Finalizado el conflicto bélico, el número de reclusas en la prisión de Can Salas se incrementó hasta las 500 durante el verano de 1940, procedentes principalmente de los centros penitenciarios de Menorca, Madrid, Girona, Ventas y Saturrarán.
“Meras comparsas” de los hombres
La ideología profundamente conservadora de los partidarios del régimen nacionalcatólico también se vio reflejada en las sentencias judiciales, promovida por los juristas de la España del siglo XIX, por la cual se utilizaban expresiones misóginas como “altanera” o “deslenguada”, muy poco habituales en el caso de las sentencias que afectaban a los hombres. “La mujer delincuente –por cuestiones políticas o comunes de delincuencia– era una ‘transgresora’ que se había alejado de su papel natural de madre y esposa para intentar equipararse al hombre, quedando así al margen del rol social que tenía asignado”, remarca Ginard.
Y al ser vistas como inferiores a los hombres, desde un punto de vista social, político e intelectual, las penas a las que eran sometidas eran, generalmente, también menores a las de los hombres. “Eran percibidas como seres sin capacidad de decisión, que como mucho actuaban como meras comparsas de los hombres”, subraya el historiador.
El historiador asevera, al hilo de lo anterior, que los testimonios orales y escritos procedentes de las víctimas y de su entorno social dejaron “muy escasa constancia” de la represión contra las mujeres. No en vano, la historiadora estadounidense Shirley Mangini señala que el bajo nivel de alfabetización entre las mujeres de las clases populares dificulta de manera particular que las represaliadas pudieran plasmar por escrito sus recuerdos y reflexiones.
Recluidas en el espacio doméstico
Por otro lado, Ginard abunda en que la tendencia de las antiguas represaliadas a recluirse dentro del espacio doméstico propició que a menudo resultara particularmente difícil acceder a sus testimonios. Incluso se daba el hecho de que, al ser interrogadas por los investigadores, centrasen su relato no en sus propias experiencias, sino en las de sus padres, maridos o hermanos. “A veces, este uso del testimonio oral femenino como instrumento para la recuperación exclusiva de la memoria de sus familiares masculinos, enmascarando su propio compromiso, se explica por el cuestionario elaborado por el historiador. Pero también es común que las propias mujeres menosprecien su experiencia, limitándola a una solidaridad basada únicamente en lazos familiares o afectivos o adoptando una retórica fundamentalmente defensiva en que sobredimensionan el rol de víctima sobre el de resistente”.

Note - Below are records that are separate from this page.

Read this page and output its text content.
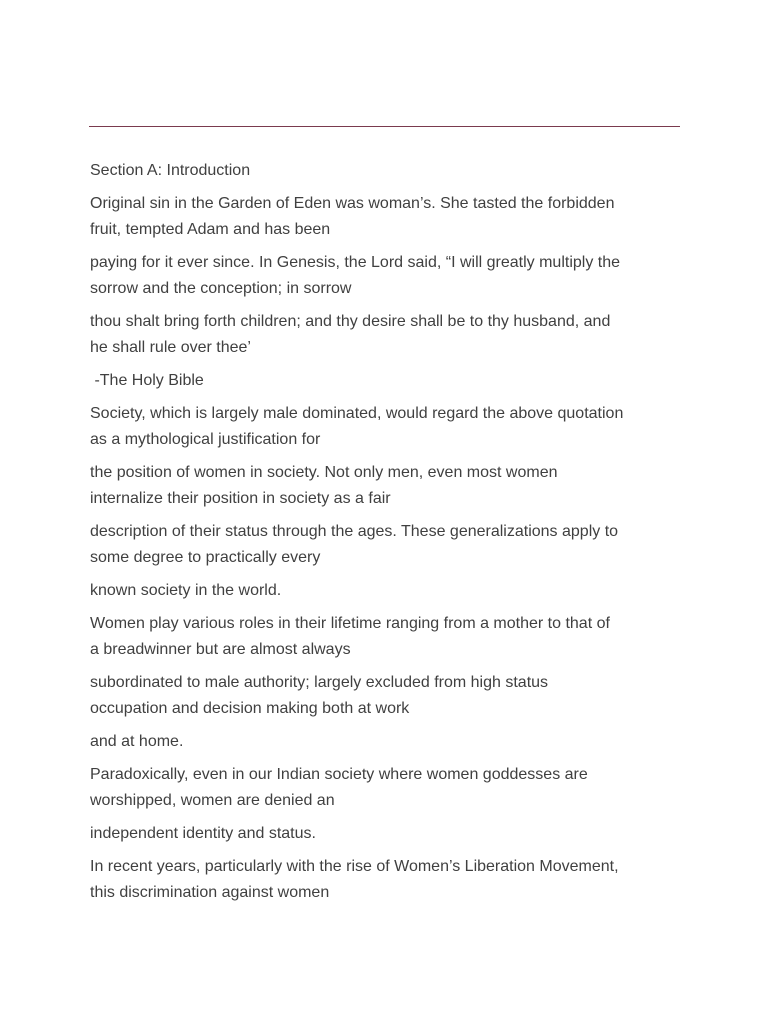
Section A: Introduction

Original sin in the Garden of Eden was woman’s. She tasted the forbidden
fruit, tempted Adam and has been

paying for it ever since. In Genesis, the Lord said, “I will greatly multiply the
sorrow and the conception; in sorrow

thou shalt bring forth children; and thy desire shall be to thy husband, and
he shall rule over thee’

-The Holy Bible

Society, which is largely male dominated, would regard the above quotation
as a mythological justification for

the position of women in society. Not only men, even most women
internalize their position in society as a fair

description of their status through the ages. These generalizations apply to
some degree to practically every

known society in the world.

Women play various roles in their lifetime ranging from a mother to that of
a breadwinner but are almost always

subordinated to male authority; largely excluded from high status
occupation and decision making both at work

and at home.

Paradoxically, even in our Indian society where women goddesses are
worshipped, women are denied an

independent identity and status.

In recent years, particularly with the rise of Women’s Liberation Movement,
this discrimination against women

“Muchas de ellas, además, interiorizan en buena medida los argumentos de un régimen que pretendía, a toda costa, negar la faceta abiertamente política de la resistencia femenina, calificando sistemáticamente a las 'rojas' de mujeres 'fáciles y libertinas'”, remarca.
En consecuencia, las represaliadas de la dictadura consideraban, en una proporción mucho más elevada que los hombres, que los episodios violentos que habían sufrido constituían un motivo de vergüenza y no de alegría. “El olvido de la represión femenina afectó, incluso, a las organizaciones de la oposición antifranquista y a los organismos internacionales encargados de la salvaguarda de los derechos de los presos”, subraya Ginard en su obra. No en vano, en el informe sobre el sistema penitenciario español elaborado en 1953 por la Commission Internationale Contre le Régime Concentrationnaire (CICR), solo uno de los 37 relatos de presos políticos recopilados era femenino.